Secured as a compound was a parcel of land owned by Bradford City Council, normally used as a working livery by a nearby equestrian centre. Within it stands No.4 shaft. Over seven days, a large-scale grouting station was established here incorporating storage tanks and pumping equipment. Ainscough provided a 100-tonne crane to do the heavy lifting.

To reach the west portal, plant and materials had to be transported almost three miles, much of it along a lineside track. However, Apollo Cradles was engaged to install a platform which allowed the workforce to enter and leave the tunnel via the shaft, accessed from a scaffold wrapped around the protection wall. They also secured three 63mm-diameter grout delivery pipes to the shaft lining with bespoke fixings.

In the tunnel, to draw water away from the live bore and shafts, 90 holes were drilled into the rock behind the lining – each eight metres deep – and a conduit installed which was sealed with foam and held in place by stainless steel brackets.

As well as ventilation pipes, pairs of 300mm diameter drains pass through the pre-existing plug at the toe of the sidewalls. CCTV inspections found that these had become blocked during the original grouting operation, so one on each side was reamed out to restore the water flow. Both the ventilation pipes and drains were then extended through the section to be infilled, the joints being double- sealed. The pipes were fastened to the lining at the haunches and chained down to prevent buoyancy.

No way out

Lengthy discussions had taken place between Donaldsons and AMCO as to the most appropriate fill material. Foam concrete was favoured at an early stage as it could be batched and pumped; it is also very light, imparts relatively little load but is strong enough (0.5- 1N/mm2) to resist deformation of the lining. However, it has to be poured in one-metre layers and the chemical reactions, when setting, generate a huge amount of heat. This would prove difficult to dissipate due to the confined nature of the tunnel.

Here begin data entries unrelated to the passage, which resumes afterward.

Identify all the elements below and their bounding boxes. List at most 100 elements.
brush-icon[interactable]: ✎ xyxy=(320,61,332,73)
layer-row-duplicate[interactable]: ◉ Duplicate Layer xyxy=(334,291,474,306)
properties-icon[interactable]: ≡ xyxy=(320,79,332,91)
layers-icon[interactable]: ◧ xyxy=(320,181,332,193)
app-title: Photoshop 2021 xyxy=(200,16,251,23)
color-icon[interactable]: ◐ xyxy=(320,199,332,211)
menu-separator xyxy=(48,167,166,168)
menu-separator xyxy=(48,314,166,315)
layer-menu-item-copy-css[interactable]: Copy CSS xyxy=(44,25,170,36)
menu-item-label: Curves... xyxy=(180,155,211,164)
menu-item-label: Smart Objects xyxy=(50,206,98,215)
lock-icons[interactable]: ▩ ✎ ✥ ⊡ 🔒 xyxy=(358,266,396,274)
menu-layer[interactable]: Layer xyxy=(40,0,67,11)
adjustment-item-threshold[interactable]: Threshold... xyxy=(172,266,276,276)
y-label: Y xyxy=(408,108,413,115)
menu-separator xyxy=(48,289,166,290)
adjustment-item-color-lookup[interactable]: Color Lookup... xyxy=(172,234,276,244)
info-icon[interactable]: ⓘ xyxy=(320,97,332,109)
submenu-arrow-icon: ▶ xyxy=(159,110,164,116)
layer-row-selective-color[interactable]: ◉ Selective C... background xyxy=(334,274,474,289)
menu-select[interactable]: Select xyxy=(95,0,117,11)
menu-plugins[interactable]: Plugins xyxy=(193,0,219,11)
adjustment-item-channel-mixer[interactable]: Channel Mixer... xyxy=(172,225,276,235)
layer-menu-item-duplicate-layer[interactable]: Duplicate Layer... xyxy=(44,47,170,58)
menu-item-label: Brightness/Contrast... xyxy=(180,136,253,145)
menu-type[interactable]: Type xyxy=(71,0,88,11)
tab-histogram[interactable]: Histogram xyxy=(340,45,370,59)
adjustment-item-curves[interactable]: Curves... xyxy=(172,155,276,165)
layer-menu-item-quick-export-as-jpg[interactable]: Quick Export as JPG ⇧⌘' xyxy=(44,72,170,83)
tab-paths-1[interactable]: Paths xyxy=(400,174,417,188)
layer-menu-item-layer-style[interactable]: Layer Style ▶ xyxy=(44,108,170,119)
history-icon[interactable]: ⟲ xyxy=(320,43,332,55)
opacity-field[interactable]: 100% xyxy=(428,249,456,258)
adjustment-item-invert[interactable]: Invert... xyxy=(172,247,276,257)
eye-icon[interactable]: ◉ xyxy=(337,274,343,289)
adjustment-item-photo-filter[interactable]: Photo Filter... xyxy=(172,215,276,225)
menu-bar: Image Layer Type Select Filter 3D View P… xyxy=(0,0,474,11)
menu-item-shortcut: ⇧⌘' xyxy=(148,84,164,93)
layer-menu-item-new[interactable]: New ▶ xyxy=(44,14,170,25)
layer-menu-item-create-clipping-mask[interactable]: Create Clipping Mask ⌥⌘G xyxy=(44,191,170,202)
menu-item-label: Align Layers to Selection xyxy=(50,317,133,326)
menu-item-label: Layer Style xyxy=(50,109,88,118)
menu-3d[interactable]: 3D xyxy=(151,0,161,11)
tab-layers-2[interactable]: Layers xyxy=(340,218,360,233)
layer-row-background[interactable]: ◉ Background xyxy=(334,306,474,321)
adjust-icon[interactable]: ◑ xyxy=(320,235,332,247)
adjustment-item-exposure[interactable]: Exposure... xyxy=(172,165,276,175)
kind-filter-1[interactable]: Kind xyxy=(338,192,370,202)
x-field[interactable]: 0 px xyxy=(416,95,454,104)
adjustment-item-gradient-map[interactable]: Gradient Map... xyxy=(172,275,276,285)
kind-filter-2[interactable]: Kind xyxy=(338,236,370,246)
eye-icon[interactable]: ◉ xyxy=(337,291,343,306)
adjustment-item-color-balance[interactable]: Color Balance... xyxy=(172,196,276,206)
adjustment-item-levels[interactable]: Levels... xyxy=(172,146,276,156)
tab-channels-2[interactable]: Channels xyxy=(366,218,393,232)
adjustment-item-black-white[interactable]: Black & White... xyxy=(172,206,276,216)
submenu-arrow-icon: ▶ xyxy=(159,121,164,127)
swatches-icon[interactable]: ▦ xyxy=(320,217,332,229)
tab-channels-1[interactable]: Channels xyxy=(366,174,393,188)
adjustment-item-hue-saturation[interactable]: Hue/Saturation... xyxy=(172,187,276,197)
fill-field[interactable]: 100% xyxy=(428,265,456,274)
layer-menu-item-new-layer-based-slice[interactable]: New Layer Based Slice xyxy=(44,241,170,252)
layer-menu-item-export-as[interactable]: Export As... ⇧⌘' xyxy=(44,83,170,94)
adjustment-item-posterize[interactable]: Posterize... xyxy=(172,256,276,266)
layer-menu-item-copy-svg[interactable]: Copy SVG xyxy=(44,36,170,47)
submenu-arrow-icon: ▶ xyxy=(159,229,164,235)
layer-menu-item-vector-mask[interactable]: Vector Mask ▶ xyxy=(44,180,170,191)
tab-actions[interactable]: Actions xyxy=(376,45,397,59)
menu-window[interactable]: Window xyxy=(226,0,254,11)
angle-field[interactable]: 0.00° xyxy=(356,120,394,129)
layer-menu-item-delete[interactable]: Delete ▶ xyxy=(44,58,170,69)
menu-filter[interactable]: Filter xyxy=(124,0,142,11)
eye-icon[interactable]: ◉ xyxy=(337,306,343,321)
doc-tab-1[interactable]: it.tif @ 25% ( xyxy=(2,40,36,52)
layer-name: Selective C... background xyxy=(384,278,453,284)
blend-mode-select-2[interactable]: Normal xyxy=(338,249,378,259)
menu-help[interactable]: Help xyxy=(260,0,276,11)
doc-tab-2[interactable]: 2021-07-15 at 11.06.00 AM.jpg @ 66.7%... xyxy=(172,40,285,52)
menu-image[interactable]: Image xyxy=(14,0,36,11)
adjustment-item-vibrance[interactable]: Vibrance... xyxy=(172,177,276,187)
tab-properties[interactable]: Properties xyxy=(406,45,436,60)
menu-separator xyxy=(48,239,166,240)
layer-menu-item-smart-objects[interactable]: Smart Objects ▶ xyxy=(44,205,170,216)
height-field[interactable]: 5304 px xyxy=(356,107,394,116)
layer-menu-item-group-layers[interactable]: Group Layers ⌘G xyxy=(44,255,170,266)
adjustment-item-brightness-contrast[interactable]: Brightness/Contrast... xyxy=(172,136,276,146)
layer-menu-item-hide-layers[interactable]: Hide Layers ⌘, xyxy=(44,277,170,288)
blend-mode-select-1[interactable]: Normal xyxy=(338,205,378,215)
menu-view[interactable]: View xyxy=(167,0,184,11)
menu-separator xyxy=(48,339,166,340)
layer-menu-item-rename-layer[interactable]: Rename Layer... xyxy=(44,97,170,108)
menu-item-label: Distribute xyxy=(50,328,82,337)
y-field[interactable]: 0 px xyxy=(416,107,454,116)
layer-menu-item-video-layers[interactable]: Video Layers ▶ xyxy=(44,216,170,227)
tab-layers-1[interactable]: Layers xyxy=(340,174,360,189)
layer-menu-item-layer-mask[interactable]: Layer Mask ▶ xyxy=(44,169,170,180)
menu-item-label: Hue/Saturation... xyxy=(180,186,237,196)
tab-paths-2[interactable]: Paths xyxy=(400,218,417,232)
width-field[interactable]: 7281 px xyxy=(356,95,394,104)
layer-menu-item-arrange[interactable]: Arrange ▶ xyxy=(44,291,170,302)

Given the expected forces and the eventual likelihood of a lining failure, other products offering less strength were soon ruled out. It was ultimately decided that Fresh Cement Bentonite Grout from Bachy Soletanche met the various requirements, with a density of 1,120-1,130kg/m3 and strength of 1-2N/mm2. A required quantity of 2,540m3 was estimated.

To allow for a continuous pour whilst addressing its loading implications, a double-diaphragm wall was built on a >300mm thick reinforced concrete slab using 10.4N/mm2 blockwork in Flemish bond. The two-metre interior space was then filled with G3 grout placed in 900mm lifts. A system of dowels and fixings tied together the wall, its foundation and the tunnel arch/ sidewalls. Prior to construction, Wilkit foam had been injected radially through holes drilled at 500mm centres to fill any voids behind the lining around the bulkhead, thus preventing grout migration during the main pour.

Two sets of four pipes passed through the wall at the crown; these were extended by various lengths into the fill area to ensure an even distribution of grout. In total, 2,406m3 was pumped down the shaft and into the tunnel – a distance of around 300 metres – over six days, the operation involving 24-hour working apart from a break over the August Bank Holiday weekend. Within a week, the site had been demobilised, rotovated and reseeded.